During the rescue operation, Tim Rudolph talked to his wife's co-workers. He said workers were told they'd be penalized if they left work.
"Told them nobody could leave or else they'd get fired," Tim Rudolph said.
Other workers have made similar accusations against the company.
"I said, 'Man, are you going refuse to let us leave even if the weather is this bad and the tornado's not even here yet?'" Elijah Johnson said. "So, he was like, 'If you want to decide to leave, if you want to leave, you can leave, but you're going to be terminated, you're going to be fired.'"
A tornado reduced the factory to rubble. Mayfield Consumer Products confirms that eight people died.
"I can't sleep hardly, it's hurting me a lot," Tim Rudolph said.
In a statement, the CEO of Mayfield Consumer Products claimed management acted appropriately helped workers find shelter.
"We're confident that our team leaders acted entirely appropriately and were, in fact, heroic in their efforts to shelter our employees," the statement read, in part. "We are hearing accounts from a few employees that our procedures were not followed."
The company noted it would conduct an internal review and seek input on their emergency plan.
In filing a lawsuit against Mayfield Consumer Products, workers claimed the company had an obligation to protect them because they knew about the tornado threat several hours in advance.
The lawsuit says management urged employees to keep working after a tornado siren blared at 6 p.m. — more than three hours before the tornado hit the factory.
According to the lawsuit, the candle factory "even threatened to terminate any employee that left because of the expected tornado in the hours before the tornado actually hit."

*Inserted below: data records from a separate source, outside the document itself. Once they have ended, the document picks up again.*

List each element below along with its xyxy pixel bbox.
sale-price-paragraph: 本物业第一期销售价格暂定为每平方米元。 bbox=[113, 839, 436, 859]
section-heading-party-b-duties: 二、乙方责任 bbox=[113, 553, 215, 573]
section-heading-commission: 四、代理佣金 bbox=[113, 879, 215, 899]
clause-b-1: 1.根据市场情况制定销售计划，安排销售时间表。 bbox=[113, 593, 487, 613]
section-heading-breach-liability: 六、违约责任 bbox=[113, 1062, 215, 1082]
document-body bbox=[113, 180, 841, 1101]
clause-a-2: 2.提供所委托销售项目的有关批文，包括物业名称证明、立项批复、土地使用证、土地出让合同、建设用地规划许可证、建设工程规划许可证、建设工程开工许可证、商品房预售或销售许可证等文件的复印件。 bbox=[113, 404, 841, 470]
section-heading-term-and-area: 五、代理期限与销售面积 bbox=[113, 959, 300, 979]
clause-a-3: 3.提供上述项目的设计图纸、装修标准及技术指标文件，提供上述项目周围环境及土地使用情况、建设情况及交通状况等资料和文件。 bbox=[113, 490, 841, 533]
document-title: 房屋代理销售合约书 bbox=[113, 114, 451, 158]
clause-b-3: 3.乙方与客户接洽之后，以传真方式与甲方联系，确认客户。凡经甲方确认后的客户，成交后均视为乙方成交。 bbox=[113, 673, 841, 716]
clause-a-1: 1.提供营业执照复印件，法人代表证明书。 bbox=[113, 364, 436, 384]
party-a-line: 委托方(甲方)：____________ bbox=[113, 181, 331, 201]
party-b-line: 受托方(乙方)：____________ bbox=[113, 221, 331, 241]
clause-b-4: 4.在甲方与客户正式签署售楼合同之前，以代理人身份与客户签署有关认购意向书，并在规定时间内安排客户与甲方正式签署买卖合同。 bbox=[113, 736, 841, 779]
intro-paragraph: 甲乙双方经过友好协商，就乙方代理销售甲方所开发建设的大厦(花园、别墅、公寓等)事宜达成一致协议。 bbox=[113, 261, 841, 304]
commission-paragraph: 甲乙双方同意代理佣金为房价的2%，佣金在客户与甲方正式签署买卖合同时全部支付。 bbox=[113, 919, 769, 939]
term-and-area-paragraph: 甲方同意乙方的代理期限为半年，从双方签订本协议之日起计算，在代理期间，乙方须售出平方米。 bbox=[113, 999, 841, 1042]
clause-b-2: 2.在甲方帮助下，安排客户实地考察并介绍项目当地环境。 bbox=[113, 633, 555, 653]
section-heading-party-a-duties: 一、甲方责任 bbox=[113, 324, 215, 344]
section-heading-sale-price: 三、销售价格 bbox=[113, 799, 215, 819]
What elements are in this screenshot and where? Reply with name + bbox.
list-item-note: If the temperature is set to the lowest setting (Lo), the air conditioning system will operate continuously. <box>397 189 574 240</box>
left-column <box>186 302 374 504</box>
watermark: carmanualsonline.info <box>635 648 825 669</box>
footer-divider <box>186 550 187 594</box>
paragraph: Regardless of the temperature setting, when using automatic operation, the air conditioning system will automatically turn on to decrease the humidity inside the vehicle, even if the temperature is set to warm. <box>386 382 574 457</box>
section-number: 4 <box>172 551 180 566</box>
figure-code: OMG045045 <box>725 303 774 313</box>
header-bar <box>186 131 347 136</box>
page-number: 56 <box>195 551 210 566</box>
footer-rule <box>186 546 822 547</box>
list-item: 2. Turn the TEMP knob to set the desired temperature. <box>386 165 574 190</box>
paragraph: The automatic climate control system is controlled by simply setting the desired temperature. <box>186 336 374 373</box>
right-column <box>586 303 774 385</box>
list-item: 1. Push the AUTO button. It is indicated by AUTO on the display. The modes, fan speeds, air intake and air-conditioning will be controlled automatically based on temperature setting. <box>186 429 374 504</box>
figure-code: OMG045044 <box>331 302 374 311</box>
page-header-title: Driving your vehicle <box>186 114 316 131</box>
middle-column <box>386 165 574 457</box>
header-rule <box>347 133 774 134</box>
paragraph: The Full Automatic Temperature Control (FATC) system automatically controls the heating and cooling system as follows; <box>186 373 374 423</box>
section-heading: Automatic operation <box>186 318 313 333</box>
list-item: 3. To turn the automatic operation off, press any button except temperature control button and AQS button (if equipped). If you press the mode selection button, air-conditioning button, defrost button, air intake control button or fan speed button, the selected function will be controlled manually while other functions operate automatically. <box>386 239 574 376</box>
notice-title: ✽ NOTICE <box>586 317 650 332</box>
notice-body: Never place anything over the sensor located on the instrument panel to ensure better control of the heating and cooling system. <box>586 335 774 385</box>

The lawsuit also claims that company leaders may have kept the danger of the approaching tornado from employees, with one employee quoted as saying that "not one supervisor told us what was really going on."
"I don't think that's right," Tim Rudolph said.
Tim Rudolph believes if his wife had been home, she would have been safe because their town was not affected by tornadoes.
The Occupational Safety and Health Administration says it will investigate the incident, noting that it's protocol to initiate an investigation when there's a workplace death. OSHA says its investigation is not tied to the worker lawsuit.